在采用llamafactory训练时,开启deepspeed加速,参数选择none时可以正常训练,选择2、3时提示训练错误,无法执行。deepspeed需要配置什么吗?老师上课的时候也没说特别的。请指导一下。
错误信息:
Traceback (most recent call last):
File "/LLaMA-Factory/src/llamafactory/launcher.py", line 23, in <module>
launch()
File "/LLaMA-Factory/src/llamafactory/launcher.py", line 19, in launch
run_exp()
File "/LLaMA-Factory/src/llamafactory/train/tuner.py", line 110, in run_exp
_training_function(config={"args": args, "callbacks": callbacks})
File "/LLaMA-Factory/src/llamafactory/train/tuner.py", line 55, in _training_function
model_args, data_args, training_args, finetuning_args, generating_args = get_train_args(args)
File "/LLaMA-Factory/src/llamafactory/hparams/parser.py", line 208, in get_train_args
model_args, data_args, training_args, finetuning_args, generating_args = _parse_train_args(args)
File "/LLaMA-Factory/src/llamafactory/hparams/parser.py", line 186, in _parse_train_args
return _parse_args(parser, args, allow_extra_keys=allow_extra_keys)
File "/LLaMA-Factory/src/llamafactory/hparams/parser.py", line 80, in _parse_args
return parser.parse_dict(args, allow_extra_keys=allow_extra_keys)
File "/hy-tmp/myenv/llamafactory/lib/python3.10/site-packages/transformers/hf_argparser.py", line 393, in parse_dict
obj = dtype(**inputs)
File "<string>", line 143, in __init__
File "/LLaMA-Factory/src/llamafactory/hparams/training_args.py", line 81, in __post_init__
Seq2SeqTrainingArguments.__post_init__(self)

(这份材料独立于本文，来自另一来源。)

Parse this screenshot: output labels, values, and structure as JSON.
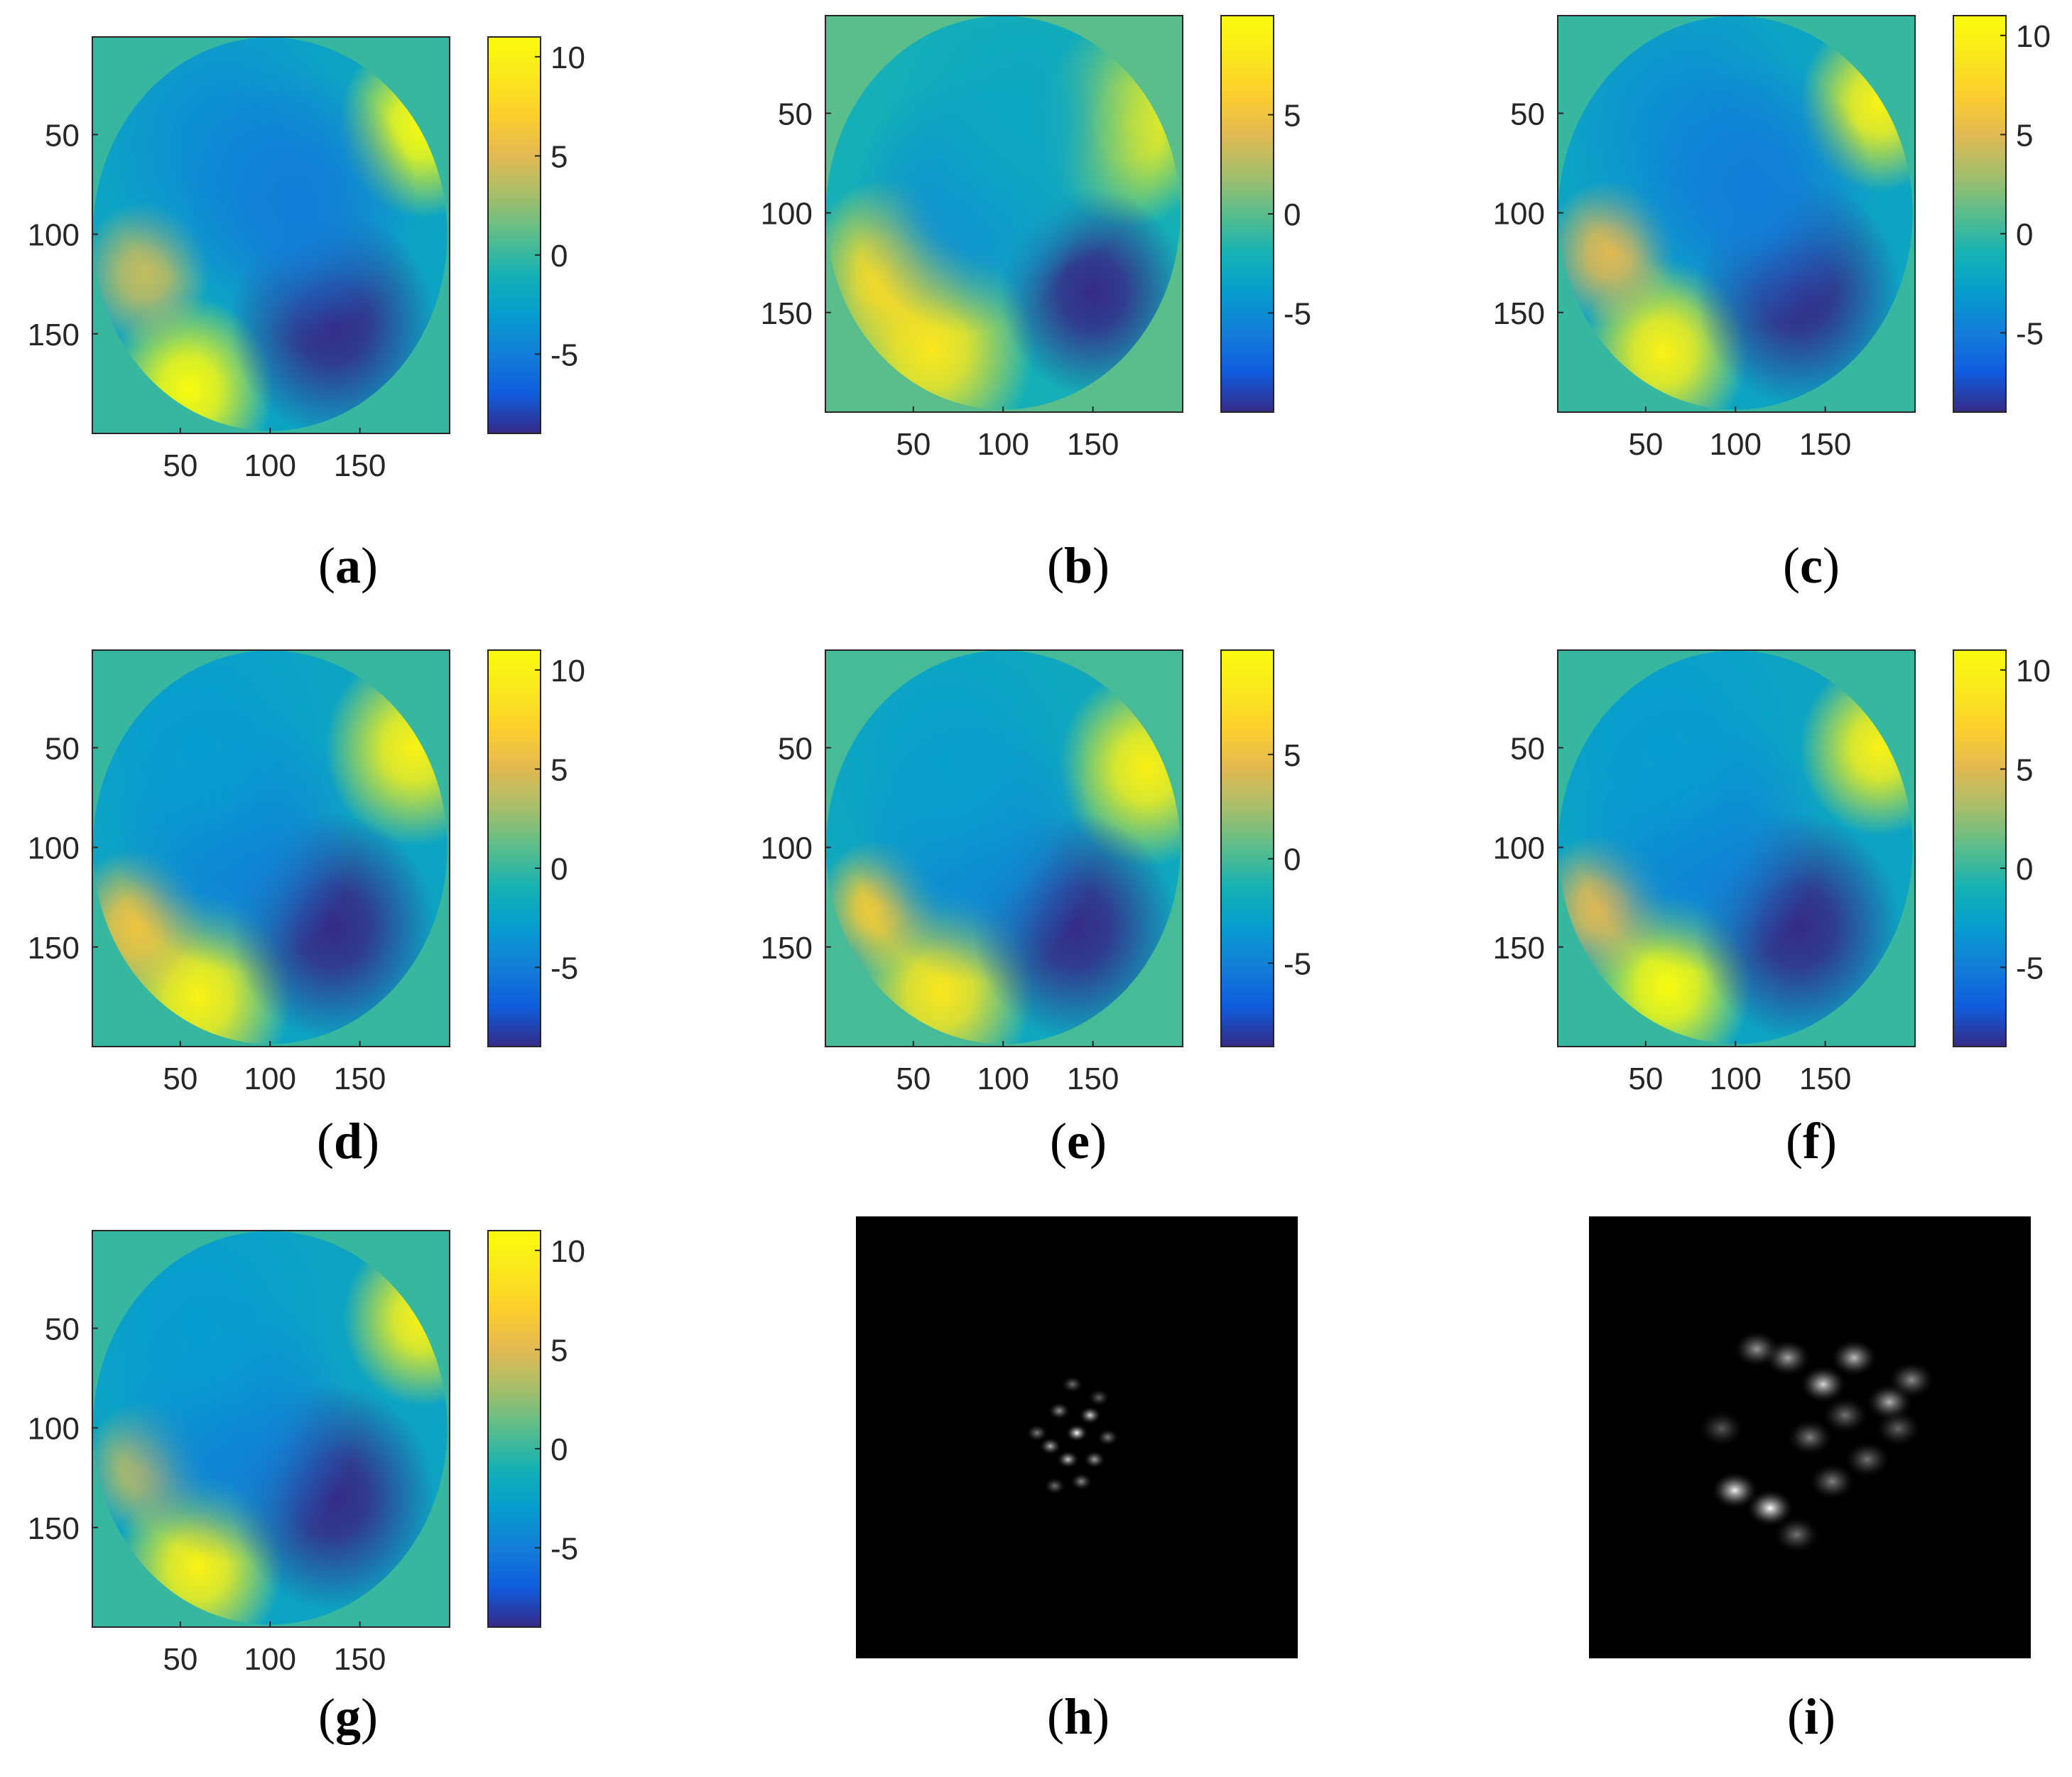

File "/hy-tmp/myenv/llamafactory/lib/python3.10/site-packages/transformers/training_args.py", line 1738, in __post_init__
self.device
File "/hy-tmp/myenv/llamafactory/lib/python3.10/site-packages/transformers/training_args.py", line 2268, in device
return self._setup_devices
File "/hy-tmp/myenv/llamafactory/lib/python3.10/site-packages/transformers/utils/generic.py", line 67, in __get__
cached = self.fget(obj)
File "/hy-tmp/myenv/llamafactory/lib/python3.10/site-packages/transformers/training_args.py", line 2195, in _setup_devices
self.distributed_state = PartialState(**accelerator_state_kwargs)
File "/hy-tmp/myenv/llamafactory/lib/python3.10/site-packages/accelerate/state.py", line 208, in __init__
raise ImportError(
ImportError: DeepSpeed is not available => install it using `pip3 install deepspeed` or build it from source
Traceback (most recent call last):
File "/LLaMA-Factory/src/llamafactory/launcher.py", line 23, in <module>
launch()
File "/LLaMA-Factory/src/llamafactory/launcher.py", line 19, in launch
run_exp()
File "/LLaMA-Factory/src/llamafactory/train/tuner.py", line 110, in run_exp
_training_function(config={"args": args, "callbacks": callbacks})
File "/LLaMA-Factory/src/llamafactory/train/tuner.py", line 55, in _training_function
model_args, data_args, training_args, finetuning_args, generating_args = get_train_args(args)
File "/LLaMA-Factory/src/llamafactory/hparams/parser.py", line 208, in get_train_args
model_args, data_args, training_args, finetuning_args, generating_args = _parse_train_args(args)
File "/LLaMA-Factory/src/llamafactory/hparams/parser.py", line 186, in _parse_train_args
return _parse_args(parser, args, allow_extra_keys=allow_extra_keys)
File "/LLaMA-Factory/src/llamafactory/hparams/parser.py", line 80, in _parse_args
return parser.parse_dict(args, allow_extra_keys=allow_extra_keys)
File "/hy-tmp/myenv/llamafactory/lib/python3.10/site-packages/transformers/hf_argparser.py", line 393, in parse_dict
obj = dtype(**inputs)
File "<string>", line 143, in __init__
File "/LLaMA-Factory/src/llamafactory/hparams/training_args.py", line 81, in __post_init__
Seq2SeqTrainingArguments.__post_init__(self)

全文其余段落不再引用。